「見守るけど、見すぎない」——高齢者の安心とプライバシーを両立するAIとは?

前回までは、NVIDIA GTC2025を3回に渡って紹介しましたが、今回はNVIDIAのブログで、とても興味深い投稿がありましたので紹介します。超高齢化が進む日本において、とても興味深いテクノロジーです。
ご存じの通り日本に留まらず、中国や米国でも「高齢社会」が進む中、家族や介護スタッフによる“見守り”の重要性が増しています。しかし、これまでの監視カメラだと「ずっとカメラで監視されるのは抵抗がある…」という声も少なくありません。そんな中、AIによって生成される“ヒートマップ”で高齢者の安全を守る技術が、いま注目され始めました。
引用:AI-Generated Heat Maps Keep Seniors and their Privacy Safe | NVIDIA Technical Blog
これは、NVIDIAの開発者ブログで紹介された米国企業「butlr」の事例です。
参考:Butlr | Leading AI Platform for Intelligent Buildings
通常の監視カメラとは異なり、人の姿や顔を映さず、動きや熱の分布をAIが解析するという仕組みです。つまり、プライバシーをしっかり守りながらも、転倒や異常行動を検知し、家族や介護者に通知が届くという新しい“見守りAI”です。とても、興味深い技術です。これは、日本の医療・介護現場でも幅広く活用できるポテンシャルを持っていると推察します。
◆日本での具体的な活用シーン例
① 独居高齢者の在宅見守り
一人暮らしをされている高齢者の部屋に設置することで、日中の動きの有無や不自然な転倒などを検知。顔が映ることがないため、プライバシーにも配慮できます。医療スタッフや離れて暮らす家族が通知で異常を知り、すぐに対応できるようになります。
② 高齢者住宅・グループホームでの安全管理
介護施設では複数の入居者を少人数のスタッフが対応している現場も多いですが、ヒートマップによる見守りAIを導入すれば、スタッフの目が届きづらい夜間や個室でも、安全を守る手助けができます。

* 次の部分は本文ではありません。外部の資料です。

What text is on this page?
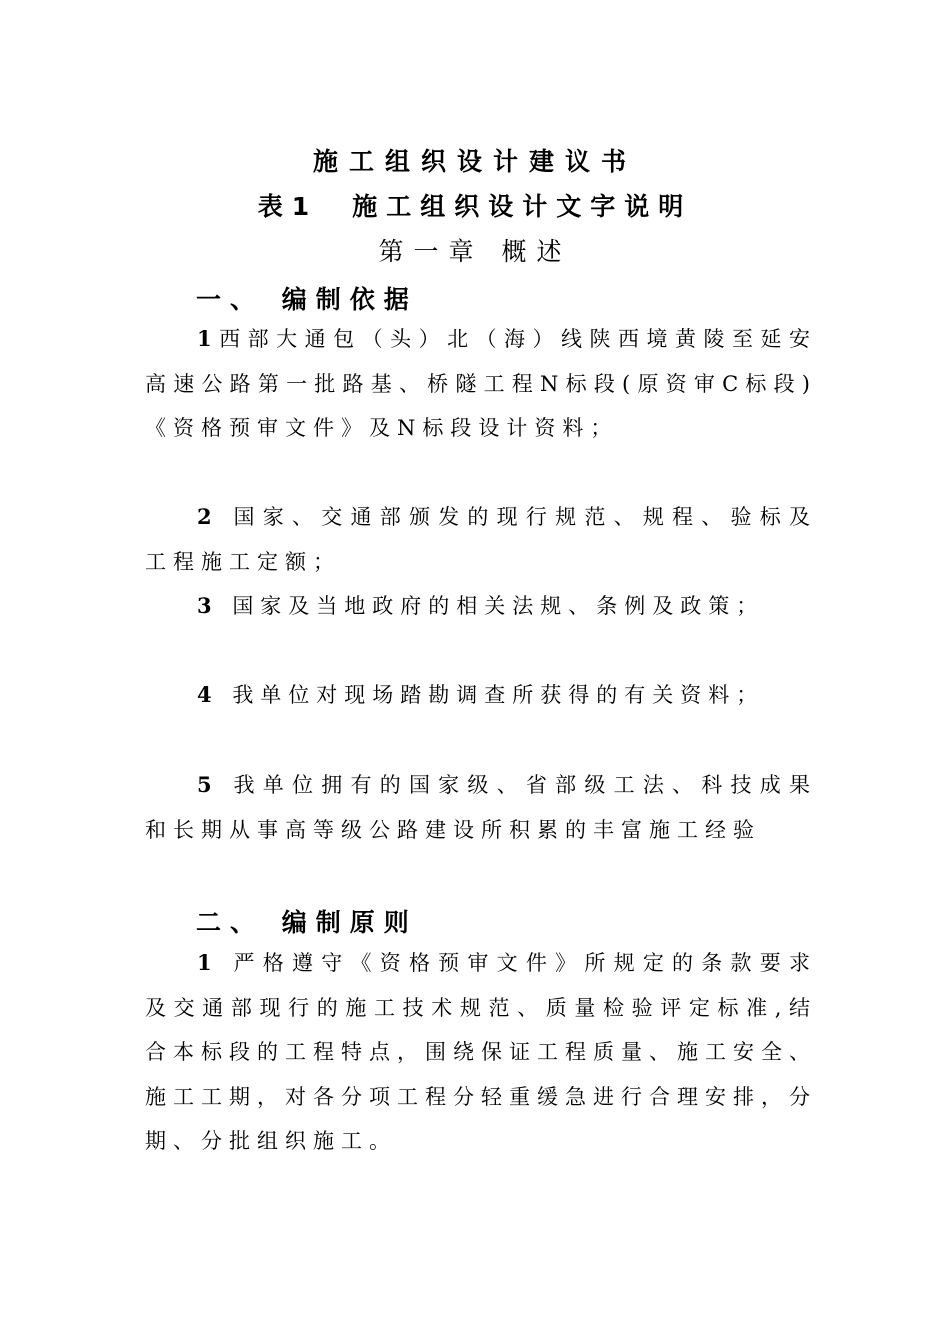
施工组织设计建议书
表1　施工组织设计文字说明
第一章 概述
一、 编制依据
1西部大通包（头）北（海）线陕西境黄陵至延安高速公路第一批路基、桥隧工程N标段(原资审C标段)《资格预审文件》及N标段设计资料；
2 国家、交通部颁发的现行规范、规程、验标及工程施工定额；
3 国家及当地政府的相关法规、条例及政策；
4 我单位对现场踏勘调查所获得的有关资料；
5 我单位拥有的国家级、省部级工法、科技成果和长期从事高等级公路建设所积累的丰富施工经验
二、 编制原则
1 严格遵守《资格预审文件》所规定的条款要求及交通部现行的施工技术规范、质量检验评定标准,结合本标段的工程特点，围绕保证工程质量、施工安全、施工工期，对各分项工程分轻重缓急进行合理安排，分期、分批组织施工。
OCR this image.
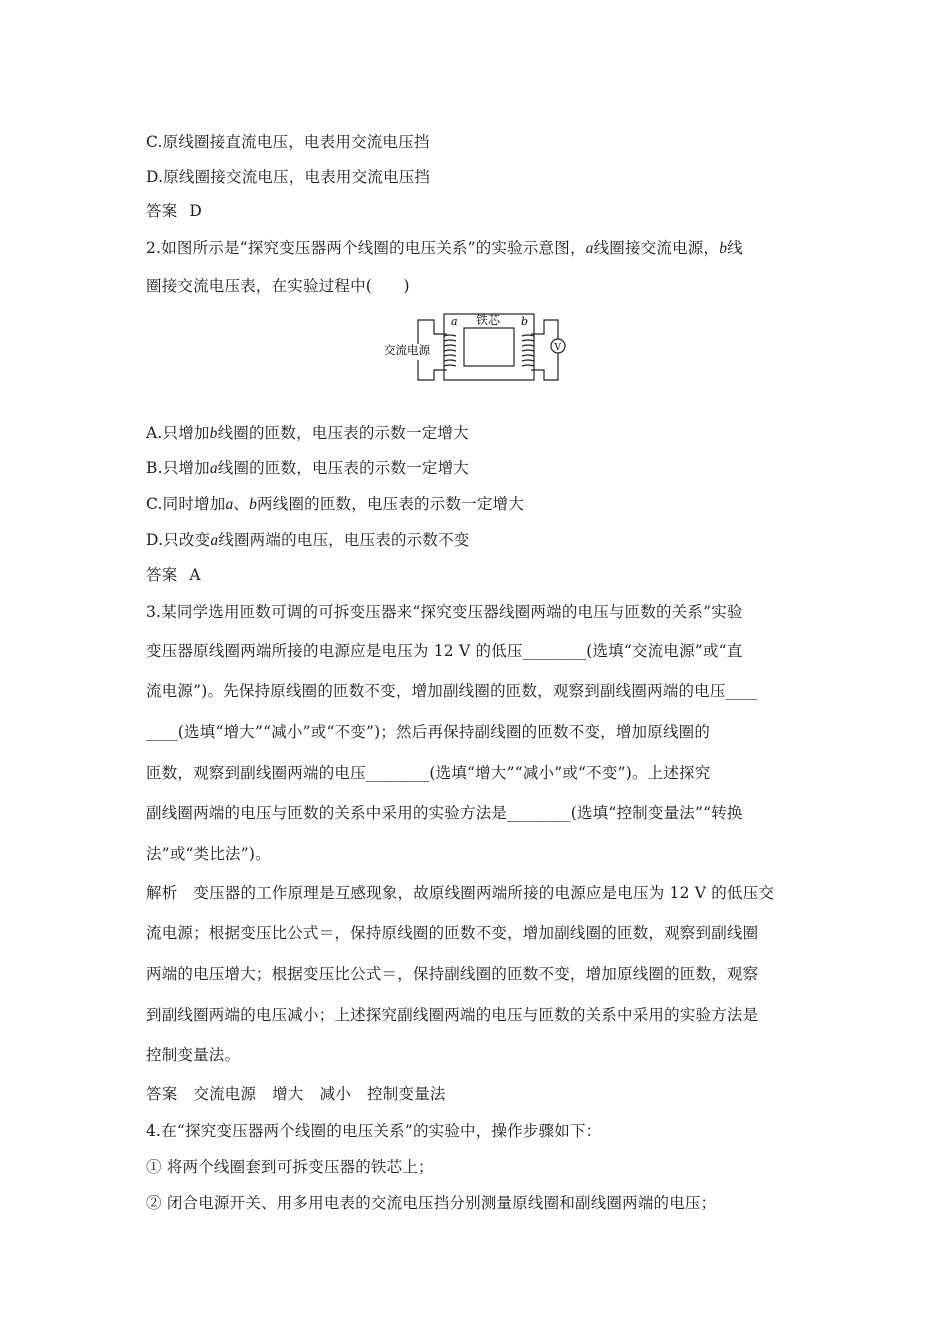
C.原线圈接直流电压，电表用交流电压挡
D.原线圈接交流电压，电表用交流电压挡
答案 D
2.如图所示是“探究变压器两个线圈的电压关系”的实验示意图，a线圈接交流电源，b线
圈接交流电压表，在实验过程中(　　)
铁芯
a	b
交流电源	V
A.只增加b线圈的匝数，电压表的示数一定增大
B.只增加a线圈的匝数，电压表的示数一定增大
C.同时增加a、b两线圈的匝数，电压表的示数一定增大
D.只改变a线圈两端的电压，电压表的示数不变
答案 A
3.某同学选用匝数可调的可拆变压器来“探究变压器线圈两端的电压与匝数的关系”实验
变压器原线圈两端所接的电源应是电压为 12 V 的低压________(选填“交流电源”或“直
流电源”)。先保持原线圈的匝数不变，增加副线圈的匝数，观察到副线圈两端的电压____
____(选填“增大”“减小”或“不变”)；然后再保持副线圈的匝数不变，增加原线圈的
匝数，观察到副线圈两端的电压________(选填“增大”“减小”或“不变”)。上述探究
副线圈两端的电压与匝数的关系中采用的实验方法是________(选填“控制变量法”“转换
法”或“类比法”)。
解析 变压器的工作原理是互感现象，故原线圈两端所接的电源应是电压为 12 V 的低压交
流电源；根据变压比公式＝，保持原线圈的匝数不变，增加副线圈的匝数，观察到副线圈
两端的电压增大；根据变压比公式＝，保持副线圈的匝数不变，增加原线圈的匝数，观察
到副线圈两端的电压减小；上述探究副线圈两端的电压与匝数的关系中采用的实验方法是
控制变量法。
答案 交流电源 增大 减小 控制变量法
4.在“探究变压器两个线圈的电压关系”的实验中，操作步骤如下：
① 将两个线圈套到可拆变压器的铁芯上；
② 闭合电源开关、用多用电表的交流电压挡分别测量原线圈和副线圈两端的电压；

ただでさえ、人手不足の日本では、介護スタッフの働き方改革にも応用できそうです。
③ 夜間のトイレ・徘徊リスクへの対応
例えば、病院などの入院患者の場合、深夜に何度も立ち上がる、部屋を出ようとする、といった行動も、AIが動きのパターンから検知。異常な動きがあった際はナースセンターへアラートが出せるため、事故の予防や早期対応につながります。
④ 障がい者支援施設での安心環境づくり
障がいを持つ方が暮らす施設でも、必要以上に監視されず、安心して生活できる環境づくりが求められています。ヒートマップなら尊厳を守りつつ“必要な時だけ”見守ることができます。また、介護スタッフの患者への暴力なども最近話題に上がる事件ですが、このテクノロジーでは、スタッフの不穏な動きを察知することも可能となるでしょう。
⑤ 地方自治体による地域見守り支援
地方では高齢者の一人暮らしが増えています。自治体がこの技術を活用すれば、訪問が難しい山間部などでも、遠隔での見守り体制を整備することが可能になります。弊社でも、あるお客様の訪問介護の連絡システムに関わっているのですが、特に独居老人などの場合、異常検知する事は難しいです。従って、このようなテクノロジーを導入することで、いざという時に、メディカルチームやご家族へ連絡が届くのは、社会課題の解決に大きく貢献する可能性があります。
◆監視じゃない。尊厳を守るAIテクノロジー
「AIによる見守り」と聞くと、つい監視カメラのようなものを想像してしまいますが、今回ご紹介した技術はまったく新しいアプローチになります。“映さずに見守る”ことで、人の尊厳と安心を同時に守る、これからの時代に求められる優しいテクノロジーです。今後も、社会課題解決となるAI活用事例をわかりやすくお届けしてまいります。